ABC News proving that their “fact check” needs a new headline:
FACT CHECK: More US Drilling Didn’t Drop Gas Price
This “FACT” stated by the headline is torn apart by the article itself.
The US produces 2% of worlds oil today. So if we increase our production by 10%, the impact on world Oil reserves is 1/5 of 1%. This supply can be easily offset by shifts by OPEC or the Saudi’s. They do touch on this basic truth, “That’s because oil is a global commodity and U.S. production has only a tiny influence on supply. ”
“Unlike natural gas or electricity, the United States alone does not have the power to change the supply-and-demand equation in the world oil market” Now oddly in this article it states that we supply “11% of the world’s output”. This would seem an odd contradiction to the President’s “2% of the world’s oil.” But it is not. The 2% number is based on the amount of oil under drill heads available for removal. The 11% is based on the actual removal of oil and places onto the open market. Neither of these numbers represent the actual amount of oil available to be tapped and used. Numbers very based on type of oil and industry versus government estimates. But the numbers are probably somewhere near 1Trillion barrels of oil (or 200 more years at current levels).
“ if the U.S. were to increase its oil production by 50 percent it would at most cut gas prices by 10 percent.” OK, the math is close (11% increased to 16.5% would impact the world market by about 10%). But this is flawed in two ways. First, if we were to double or triple our production so that we were a player in the market, then our impact would be felt much greater on the world market.
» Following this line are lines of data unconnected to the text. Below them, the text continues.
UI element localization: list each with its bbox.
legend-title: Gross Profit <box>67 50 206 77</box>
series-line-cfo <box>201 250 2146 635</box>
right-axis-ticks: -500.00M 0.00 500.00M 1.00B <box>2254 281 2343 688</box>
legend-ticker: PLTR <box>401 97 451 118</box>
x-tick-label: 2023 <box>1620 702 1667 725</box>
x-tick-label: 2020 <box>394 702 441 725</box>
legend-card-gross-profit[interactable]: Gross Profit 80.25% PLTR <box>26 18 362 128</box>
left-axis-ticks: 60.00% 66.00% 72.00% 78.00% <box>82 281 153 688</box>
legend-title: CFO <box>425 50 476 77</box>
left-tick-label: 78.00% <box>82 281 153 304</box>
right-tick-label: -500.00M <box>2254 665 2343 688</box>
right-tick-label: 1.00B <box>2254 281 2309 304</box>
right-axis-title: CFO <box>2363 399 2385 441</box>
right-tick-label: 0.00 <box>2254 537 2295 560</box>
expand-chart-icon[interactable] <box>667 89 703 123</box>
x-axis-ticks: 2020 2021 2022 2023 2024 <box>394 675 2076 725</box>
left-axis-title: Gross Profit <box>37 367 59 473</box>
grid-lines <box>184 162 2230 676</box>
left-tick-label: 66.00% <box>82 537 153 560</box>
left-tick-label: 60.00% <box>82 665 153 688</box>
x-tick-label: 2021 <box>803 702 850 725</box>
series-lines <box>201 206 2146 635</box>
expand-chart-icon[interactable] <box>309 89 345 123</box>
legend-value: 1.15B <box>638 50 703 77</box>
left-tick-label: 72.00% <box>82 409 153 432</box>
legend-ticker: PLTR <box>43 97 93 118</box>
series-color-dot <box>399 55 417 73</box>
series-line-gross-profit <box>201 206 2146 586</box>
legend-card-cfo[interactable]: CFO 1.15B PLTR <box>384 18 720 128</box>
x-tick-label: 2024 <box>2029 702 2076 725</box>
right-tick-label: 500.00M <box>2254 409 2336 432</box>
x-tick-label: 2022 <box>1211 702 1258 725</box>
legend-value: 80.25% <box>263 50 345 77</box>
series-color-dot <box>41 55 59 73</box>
But if you understand that markets are more dynamic than basic linear math, this even fails. If the US were to show it was serious in increasing it’s share of world markets the competitive countries would drop prices to try and keep us from attaining market share. Keeping us at 10% on the world markets allows them to control prices. The US being a player limits their independent control over the market and forces the prices to a lower level. Think about any other free market and the impact of a growing competitor.
More so, within this country, where the employment of high wage jobs, huge profits and taxes from oil sales would flood the country in money. How much of a lift would our economy get and how much good could we do with that money being here instead of in the Middle East deserts? How much less environmental impact would their be and free trade in not shipping the oil across the Oceans and through the Suez Canal? Why shouldn’t we be an oil provider in world markets?
The reason we impact the markets on Steel, food, technology, and wood is that we are still the world’s leader in those industries. It is simple market share. How much impact would a single farmer have on the price of corn world wide if he doubled his output? What is he had a complete loss? Now think what would happen if the Florida Orange crop was complete loss…oh wait that has nearly happened before.
“Also, a cold snap threatened the orange crop in Florida, which produces about 80 percent of the domestic orange juice supply. Futures prices soared to all-time high of $2.1995 per pound on Jan. 23″.
All in all the article is not wrong, but the fact check headline seems to push that there is not much that can be done. But reality is that a massive increase in US supply and new policies to continue to produce more and more, would drastically drive down oil prices world-wide.